Data-driven technologies mean owners of class-B buildings no longer need to rely on “one-size-fits-all” solutions to engineer significant improvements in their properties, Conflux Canada attendees were told on May 10.
“We’re all aware of class-A and how immediately an ownership will invest capital expenditure to improve their properties at class-A,” said Jeanne Medland, director of sustainability at KingSett Capital, said at an Ottawa forum focused on receiving class-A performance from class-B buildings.
“Class-B buildings are often thought of as being older and less modern, with fewer amenities and perhaps not as centrally located.
“Traditionally, owners have preferred to focus on their class-A, but there is a tremendous opportunity for class-B properties.”
The panelists outlined how full upgrades are not necessary to provide many class-A services — the same advances can be made through minor improvements to infrastructure.
By paying attention to tenants’ needs and efficiently dealing with the root causes of issues, landlords can simultaneously improve their ecological footprint and reduce the costs of operation, leading to a better experience for leaseholders and more opportunities to improve rented spaces.
Many options to upgrade
There are many ways modern technology can help these owners meet these goals.
Improvements in energy benchmarking, ventilation rates, retrofits, scheduling, carbon and green building rating systems were the main topics shared with an audience composed of property managers, portfolio managers, government workers and manufacturers.
The panelists discussed how green technologies not only improve a building’s public image, but also its economic viability. Knowing where they stand in an increasingly green market, and what improvements they can make to remain competitive within it, are vital for owners who hope to future-proof their properties.
“Not all buildings are the same size or in the same location. We need to be able to adjust for that in order to make meaningful comparisons between them,” said Fin MacDonald, sustainability analyst at Morrison Hershfield.
He advocated for the use of software such as Energy Star Portfolio Manager, which is used by the United States Environmental Protection Agency, to normalize building data such as occupancy and peak electrical usage hours into an easy-to-digest score.
This data allows users to avoid those expensive “one-size-fits-all” solutions and to make better informed decisions about facility upgrades. This is helpful when it comes to retro-commissioning buildings, as an older class-B building may have inefficiencies whose costs manifest over time.
Payback periods about three years
According to MacDonald, citing Natural Resources Canada, “Typical energy savings through the recommissioning process are five to 15 per cent, but they can be as high as 30 and you will find the typical payback period is around three years.”
Much of it is done by harnessing information. Through tools like carbon monoxide sensors in parking garages, building owners can optimize the energy use of automated services like ventilation, which affects everyone in the building.
This ends up being cheaper than replacing a constant volume system with expensive high-efficiency fans.
Trevor Gilbert, a sustainability manager at KingSett Capital, offered what he called some “quick-win fixes”
By focusing on improving common area management rates, he said, money can be saved in other areas bringing costs down by up to $1.50 per square foot per year.
Such small fixes can result in annual savings of $15,000 per 10,000 square feet.

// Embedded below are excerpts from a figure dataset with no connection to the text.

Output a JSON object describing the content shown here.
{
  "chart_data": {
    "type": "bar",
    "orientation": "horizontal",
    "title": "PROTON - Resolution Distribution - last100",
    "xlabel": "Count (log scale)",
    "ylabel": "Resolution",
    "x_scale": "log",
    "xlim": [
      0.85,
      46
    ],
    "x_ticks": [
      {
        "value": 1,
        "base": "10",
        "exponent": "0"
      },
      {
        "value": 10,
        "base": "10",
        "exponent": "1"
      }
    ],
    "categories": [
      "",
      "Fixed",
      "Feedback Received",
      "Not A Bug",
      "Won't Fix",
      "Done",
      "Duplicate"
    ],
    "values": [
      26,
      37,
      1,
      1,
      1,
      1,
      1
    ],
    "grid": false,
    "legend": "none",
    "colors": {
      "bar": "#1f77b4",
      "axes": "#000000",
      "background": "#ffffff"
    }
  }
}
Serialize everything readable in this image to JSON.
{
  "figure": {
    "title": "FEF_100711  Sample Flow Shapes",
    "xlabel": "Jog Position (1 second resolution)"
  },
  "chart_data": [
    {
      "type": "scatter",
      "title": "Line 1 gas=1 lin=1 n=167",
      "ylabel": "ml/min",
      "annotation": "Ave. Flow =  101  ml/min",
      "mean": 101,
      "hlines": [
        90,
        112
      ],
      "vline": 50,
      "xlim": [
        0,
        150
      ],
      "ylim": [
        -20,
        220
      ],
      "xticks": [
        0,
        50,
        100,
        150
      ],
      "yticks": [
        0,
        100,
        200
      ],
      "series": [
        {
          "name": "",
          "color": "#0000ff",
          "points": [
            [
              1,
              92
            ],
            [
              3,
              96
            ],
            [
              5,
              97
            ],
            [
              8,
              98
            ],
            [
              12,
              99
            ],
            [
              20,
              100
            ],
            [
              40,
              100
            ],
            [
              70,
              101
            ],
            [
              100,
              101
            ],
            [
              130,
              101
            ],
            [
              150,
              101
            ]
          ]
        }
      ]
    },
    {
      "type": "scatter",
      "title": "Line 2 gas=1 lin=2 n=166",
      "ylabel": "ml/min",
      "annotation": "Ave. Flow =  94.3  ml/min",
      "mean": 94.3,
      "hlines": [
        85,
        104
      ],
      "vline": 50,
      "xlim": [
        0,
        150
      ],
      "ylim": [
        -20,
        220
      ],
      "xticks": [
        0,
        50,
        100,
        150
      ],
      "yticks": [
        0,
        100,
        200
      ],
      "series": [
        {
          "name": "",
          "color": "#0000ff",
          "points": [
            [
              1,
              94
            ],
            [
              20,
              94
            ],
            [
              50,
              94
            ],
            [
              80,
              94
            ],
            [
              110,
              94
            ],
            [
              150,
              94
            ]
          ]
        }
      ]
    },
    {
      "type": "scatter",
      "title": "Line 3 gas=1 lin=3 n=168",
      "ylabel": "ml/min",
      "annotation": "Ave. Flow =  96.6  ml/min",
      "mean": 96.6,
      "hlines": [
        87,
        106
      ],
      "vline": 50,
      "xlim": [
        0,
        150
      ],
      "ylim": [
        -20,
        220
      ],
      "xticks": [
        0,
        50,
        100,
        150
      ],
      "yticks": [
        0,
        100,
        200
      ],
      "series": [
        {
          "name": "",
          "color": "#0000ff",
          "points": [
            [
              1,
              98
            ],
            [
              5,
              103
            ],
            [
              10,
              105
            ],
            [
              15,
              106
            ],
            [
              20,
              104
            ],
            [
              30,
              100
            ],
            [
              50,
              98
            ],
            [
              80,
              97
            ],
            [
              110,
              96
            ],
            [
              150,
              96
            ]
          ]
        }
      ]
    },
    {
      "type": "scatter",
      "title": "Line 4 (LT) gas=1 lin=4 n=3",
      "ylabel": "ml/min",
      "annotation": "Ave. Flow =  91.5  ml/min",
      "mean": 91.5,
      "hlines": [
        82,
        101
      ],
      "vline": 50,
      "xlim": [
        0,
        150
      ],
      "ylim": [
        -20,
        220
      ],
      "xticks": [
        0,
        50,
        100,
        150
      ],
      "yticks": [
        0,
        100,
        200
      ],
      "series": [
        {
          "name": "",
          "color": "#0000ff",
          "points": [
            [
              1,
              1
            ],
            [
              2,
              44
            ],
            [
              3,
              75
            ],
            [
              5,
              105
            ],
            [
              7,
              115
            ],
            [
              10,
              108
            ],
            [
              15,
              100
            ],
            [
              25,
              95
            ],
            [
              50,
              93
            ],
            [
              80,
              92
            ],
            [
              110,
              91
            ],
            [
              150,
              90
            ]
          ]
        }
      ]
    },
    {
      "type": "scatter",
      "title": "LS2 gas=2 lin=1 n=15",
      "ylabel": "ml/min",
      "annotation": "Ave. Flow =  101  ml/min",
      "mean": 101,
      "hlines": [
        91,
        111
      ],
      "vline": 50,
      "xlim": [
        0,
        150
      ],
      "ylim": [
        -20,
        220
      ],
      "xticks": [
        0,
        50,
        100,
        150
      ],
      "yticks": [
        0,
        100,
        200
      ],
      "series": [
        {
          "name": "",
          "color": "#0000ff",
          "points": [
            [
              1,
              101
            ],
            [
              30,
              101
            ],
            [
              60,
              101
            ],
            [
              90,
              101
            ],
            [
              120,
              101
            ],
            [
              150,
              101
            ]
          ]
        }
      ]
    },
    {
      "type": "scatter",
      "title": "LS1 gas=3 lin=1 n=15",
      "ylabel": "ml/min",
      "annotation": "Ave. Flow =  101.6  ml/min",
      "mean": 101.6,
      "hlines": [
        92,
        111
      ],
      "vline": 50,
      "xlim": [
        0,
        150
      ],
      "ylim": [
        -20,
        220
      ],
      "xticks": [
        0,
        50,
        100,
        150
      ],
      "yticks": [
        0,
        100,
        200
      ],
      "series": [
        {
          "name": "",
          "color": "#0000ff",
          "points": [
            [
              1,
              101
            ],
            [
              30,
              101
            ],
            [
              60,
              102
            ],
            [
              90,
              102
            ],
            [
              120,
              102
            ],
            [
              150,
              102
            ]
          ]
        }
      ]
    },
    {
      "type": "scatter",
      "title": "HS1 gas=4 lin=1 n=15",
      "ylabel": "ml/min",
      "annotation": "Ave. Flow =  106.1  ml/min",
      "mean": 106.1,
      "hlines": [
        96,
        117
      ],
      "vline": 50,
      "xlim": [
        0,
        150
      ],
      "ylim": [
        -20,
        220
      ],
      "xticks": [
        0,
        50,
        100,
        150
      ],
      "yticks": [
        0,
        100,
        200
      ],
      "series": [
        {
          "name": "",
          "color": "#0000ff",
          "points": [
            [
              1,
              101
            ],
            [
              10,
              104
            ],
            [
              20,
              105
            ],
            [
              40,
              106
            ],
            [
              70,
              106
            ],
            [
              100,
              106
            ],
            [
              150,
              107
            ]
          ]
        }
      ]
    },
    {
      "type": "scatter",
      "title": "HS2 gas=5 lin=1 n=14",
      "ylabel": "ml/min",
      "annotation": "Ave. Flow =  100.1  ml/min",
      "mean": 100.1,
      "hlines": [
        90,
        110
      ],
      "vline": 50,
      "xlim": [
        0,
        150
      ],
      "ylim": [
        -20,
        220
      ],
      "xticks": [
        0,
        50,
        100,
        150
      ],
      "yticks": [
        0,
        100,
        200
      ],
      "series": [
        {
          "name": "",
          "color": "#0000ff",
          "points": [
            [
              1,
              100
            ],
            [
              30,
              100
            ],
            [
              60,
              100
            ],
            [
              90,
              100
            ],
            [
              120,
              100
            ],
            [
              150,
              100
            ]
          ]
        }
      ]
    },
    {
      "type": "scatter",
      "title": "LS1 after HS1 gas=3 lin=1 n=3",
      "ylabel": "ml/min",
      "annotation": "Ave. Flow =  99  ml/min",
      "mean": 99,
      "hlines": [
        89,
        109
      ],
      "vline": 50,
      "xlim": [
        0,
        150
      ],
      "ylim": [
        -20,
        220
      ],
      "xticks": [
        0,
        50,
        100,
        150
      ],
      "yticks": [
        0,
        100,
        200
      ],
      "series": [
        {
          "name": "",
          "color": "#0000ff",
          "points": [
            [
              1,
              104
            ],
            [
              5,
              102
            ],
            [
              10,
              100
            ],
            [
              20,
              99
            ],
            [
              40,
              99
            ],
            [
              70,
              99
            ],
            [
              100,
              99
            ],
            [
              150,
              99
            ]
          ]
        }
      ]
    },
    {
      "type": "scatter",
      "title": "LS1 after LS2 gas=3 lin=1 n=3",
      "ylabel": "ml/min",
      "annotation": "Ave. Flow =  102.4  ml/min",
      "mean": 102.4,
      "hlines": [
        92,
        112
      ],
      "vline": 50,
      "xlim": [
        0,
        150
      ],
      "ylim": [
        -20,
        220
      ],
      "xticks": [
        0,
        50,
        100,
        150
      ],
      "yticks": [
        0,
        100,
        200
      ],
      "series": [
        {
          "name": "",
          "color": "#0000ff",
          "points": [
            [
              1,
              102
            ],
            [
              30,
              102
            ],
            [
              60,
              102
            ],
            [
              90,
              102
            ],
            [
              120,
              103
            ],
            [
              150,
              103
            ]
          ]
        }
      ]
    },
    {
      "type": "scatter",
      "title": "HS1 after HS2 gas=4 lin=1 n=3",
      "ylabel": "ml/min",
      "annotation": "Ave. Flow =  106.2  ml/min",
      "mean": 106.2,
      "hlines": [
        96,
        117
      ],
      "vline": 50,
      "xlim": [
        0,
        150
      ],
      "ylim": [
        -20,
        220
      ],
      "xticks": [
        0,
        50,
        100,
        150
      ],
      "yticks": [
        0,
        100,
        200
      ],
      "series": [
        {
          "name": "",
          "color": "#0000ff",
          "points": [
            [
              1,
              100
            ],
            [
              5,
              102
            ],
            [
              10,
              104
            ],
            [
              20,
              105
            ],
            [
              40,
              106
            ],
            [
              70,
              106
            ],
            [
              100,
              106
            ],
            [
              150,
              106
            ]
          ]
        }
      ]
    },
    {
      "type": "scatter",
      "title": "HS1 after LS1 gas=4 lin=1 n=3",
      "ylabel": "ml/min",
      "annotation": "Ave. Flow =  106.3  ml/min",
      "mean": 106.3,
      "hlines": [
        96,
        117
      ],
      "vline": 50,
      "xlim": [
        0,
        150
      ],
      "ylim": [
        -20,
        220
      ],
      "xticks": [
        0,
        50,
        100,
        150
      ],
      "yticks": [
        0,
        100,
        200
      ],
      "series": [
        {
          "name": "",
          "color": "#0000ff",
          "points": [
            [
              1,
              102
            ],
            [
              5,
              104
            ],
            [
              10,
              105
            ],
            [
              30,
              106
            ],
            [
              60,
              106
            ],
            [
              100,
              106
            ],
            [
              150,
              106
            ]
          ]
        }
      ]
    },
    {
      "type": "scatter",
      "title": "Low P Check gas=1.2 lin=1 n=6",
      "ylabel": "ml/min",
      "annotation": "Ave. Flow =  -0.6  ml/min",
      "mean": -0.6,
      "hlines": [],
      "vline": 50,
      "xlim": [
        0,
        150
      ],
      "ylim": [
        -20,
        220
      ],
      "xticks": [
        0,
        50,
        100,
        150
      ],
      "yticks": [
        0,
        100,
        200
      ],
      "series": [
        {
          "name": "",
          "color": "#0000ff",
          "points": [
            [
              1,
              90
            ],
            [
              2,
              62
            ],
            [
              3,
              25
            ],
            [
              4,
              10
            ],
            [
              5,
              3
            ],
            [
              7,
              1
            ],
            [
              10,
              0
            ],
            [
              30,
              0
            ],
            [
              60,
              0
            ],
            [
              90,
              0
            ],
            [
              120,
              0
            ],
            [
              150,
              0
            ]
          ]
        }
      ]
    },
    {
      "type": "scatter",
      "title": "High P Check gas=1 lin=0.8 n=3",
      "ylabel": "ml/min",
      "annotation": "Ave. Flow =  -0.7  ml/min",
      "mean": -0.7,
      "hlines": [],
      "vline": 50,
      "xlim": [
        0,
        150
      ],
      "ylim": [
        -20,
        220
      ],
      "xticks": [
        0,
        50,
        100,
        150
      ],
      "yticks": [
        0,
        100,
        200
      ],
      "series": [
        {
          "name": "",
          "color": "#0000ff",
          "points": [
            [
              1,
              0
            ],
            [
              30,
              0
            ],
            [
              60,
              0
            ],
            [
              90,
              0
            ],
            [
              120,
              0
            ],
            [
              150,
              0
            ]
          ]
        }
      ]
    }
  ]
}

Instead of constantly drawing max power regardless of the current occupancy rate in the facility, energy savings can be made, freeing up money to go toward other upgrades.
Convenience, cost, comfort
All of these measures also contribute to keeping tenants happy and in the building. Efficient use of data allows for better transparency between landlords and leaseholders — and gets everyone involved in quality-of-life improvements.
“You don’t want to be starving out tenants,” Gilbert said. “You don’t want to be cutting their ventilation rates and turning out the lights to save money.”
He emphasized the three Cs of Convenience, Cost and Comfort as the most important things to consider when remaining transparent about changes affecting tenants’ bottom lines.
“It’s the tenants who are benefitting from these savings and you need to understand that,” he said. “Having these conversations early and often is really good.”
The panelists agreed that as green technology evolves, landlords and owners must keep up with the times. There are up-front costs to upgrades, but through smart use of data and decision-making, the return on investment can be significant.
Conflux Canada was billed as Ottawa’s largest gathering of sustainability professionals. It attracted entrepreneurs, investment and real estate experts to discuss the sustainable future.